By Coral Vass, Illustrated by Christina Huynh, NLA Publishing, $24.99.

What a remarkable way to tell your story to the world. Empathy and life experiences have also played big roles in shaping the illustrations of this book.

Coral Vass has created a beautiful story and Christina Huynh has made the most of the platform in which to tell her family story. She walks in her grandmother’s shoes to explore her refugee past.

It was while reflecting on an old adage about ‘walk a mile in someone’s shoes’ that Vass had the idea of using actual shoes as a motif to convey a refugee’s life story and a new beginning in Australia. It was also written to encourage Australian children to understand and appreciate the contribution of refugees in shaping this nation.

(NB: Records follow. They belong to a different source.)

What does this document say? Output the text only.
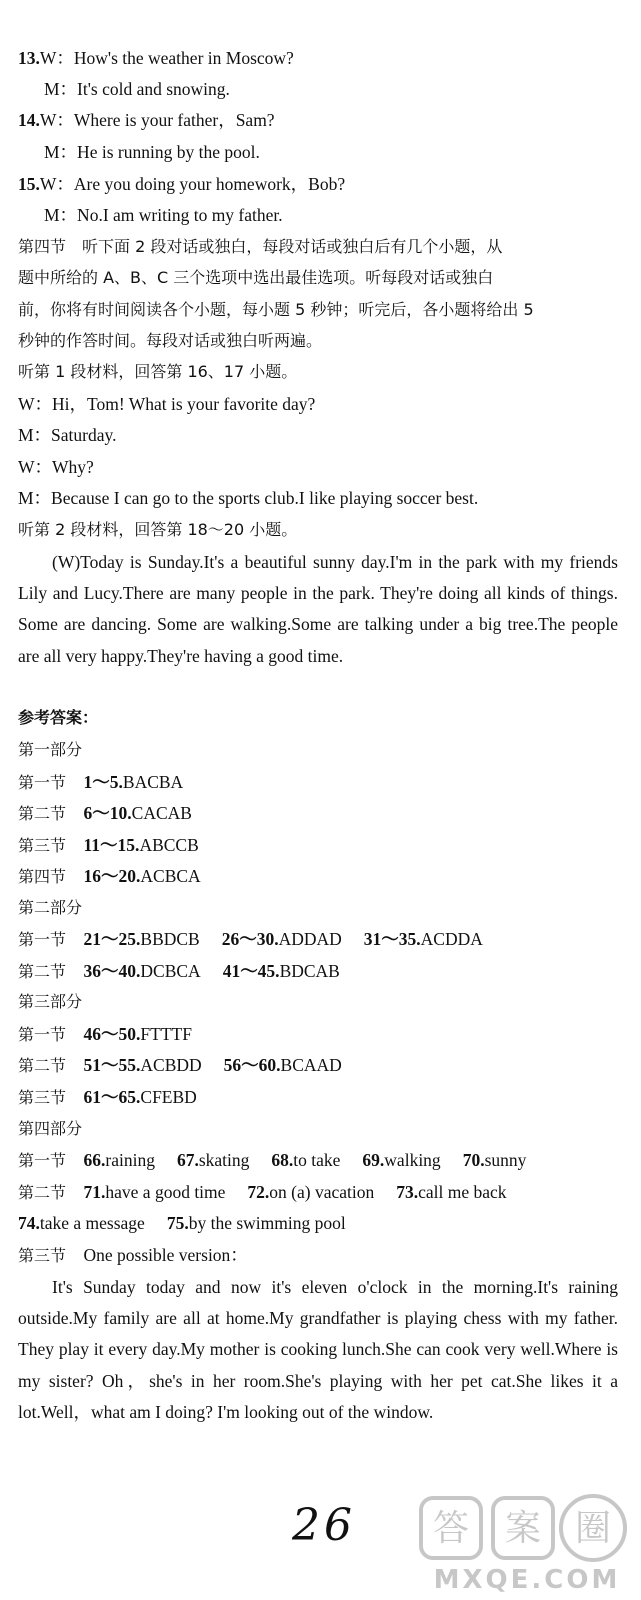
13.W：How's the weather in Moscow?
M：It's cold and snowing.
14.W：Where is your father，Sam?
M：He is running by the pool.
15.W：Are you doing your homework，Bob?
M：No.I am writing to my father.
第四节　听下面 2 段对话或独白，每段对话或独白后有几个小题，从
题中所给的 A、B、C 三个选项中选出最佳选项。听每段对话或独白
前，你将有时间阅读各个小题，每小题 5 秒钟；听完后，各小题将给出 5
秒钟的作答时间。每段对话或独白听两遍。
听第 1 段材料，回答第 16、17 小题。
W：Hi，Tom! What is your favorite day?
M：Saturday.
W：Why?
M：Because I can go to the sports club.I like playing soccer best.
听第 2 段材料，回答第 18～20 小题。
(W)Today is Sunday.It's a beautiful sunny day.I'm in the park with my friends Lily and Lucy.There are many people in the park. They're doing all kinds of things. Some are dancing. Some are walking.Some are talking under a big tree.The people are all very happy.They're having a good time.
参考答案：
第一部分
第一节　 1～5.BACBA
第二节　 6～10.CACAB
第三节　 11～15.ABCCB
第四节　 16～20.ACBCA
第二部分
第一节　 21～25.BBDCB 26～30.ADDAD 31～35.ACDDA
第二节　 36～40.DCBCA 41～45.BDCAB
第三部分
第一节　 46～50.FTTTF
第二节　 51～55.ACBDD 56～60.BCAAD
第三节　 61～65.CFEBD
第四部分
第一节　 66.raining 67.skating 68.to take 69.walking 70.sunny
第二节　 71.have a good time 72.on (a) vacation 73.call me back
74.take a message 75.by the swimming pool
第三节　 One possible version：
It's Sunday today and now it's eleven o'clock in the morning.It's raining outside.My family are all at home.My grandfather is playing chess with my father. They play it every day.My mother is cooking lunch.She can cook very well.Where is my sister? Oh，she's in her room.She's playing with her pet cat.She likes it a lot.Well，what am I doing? I'm looking out of the window.
26 答 案 圈
MXQE.COM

“They need to grasp a sense of the suffering and sorrow felt by Vietnamese refugees in the 1980s and give them a window into the anguish felt by many refugees even today.”

The story resonated with Christina in line with her own family’s story of coming to Australia. Their journey in boats and at refugee camps is hard to comprehend, but it’s easy to comprehend how scared it would have been to live through. They “realise how fortunate” they are today.

For children over three, there’s subtleness in the narrative, encouraging them to understand the plight felt by refugees. Through read-along, cadenced text and colourful images, we come to know Grandma has oodles and oodles of shoes!

Walking shoes, dancing shoes, fancy and plain, Grandma has a shoe for every occasion.

We follow Grandma from her home country, wearing her ‘roaming shoes and weary shoes’, on a boat with her ‘salty but free shoes’ and into her new life where she wears ‘tiny shoes, school shoes, red shoes and blue shoes’. Yet her memories are with the ‘scratched shoes in the cupboard’ and the ‘weary pair that led her here’.

So true are these words from the first president of South Africa, Nelson Mandela: “a fundamental concern for others in our individual and community lives would go a long way in making the world a better place we so passionately dreamt of”.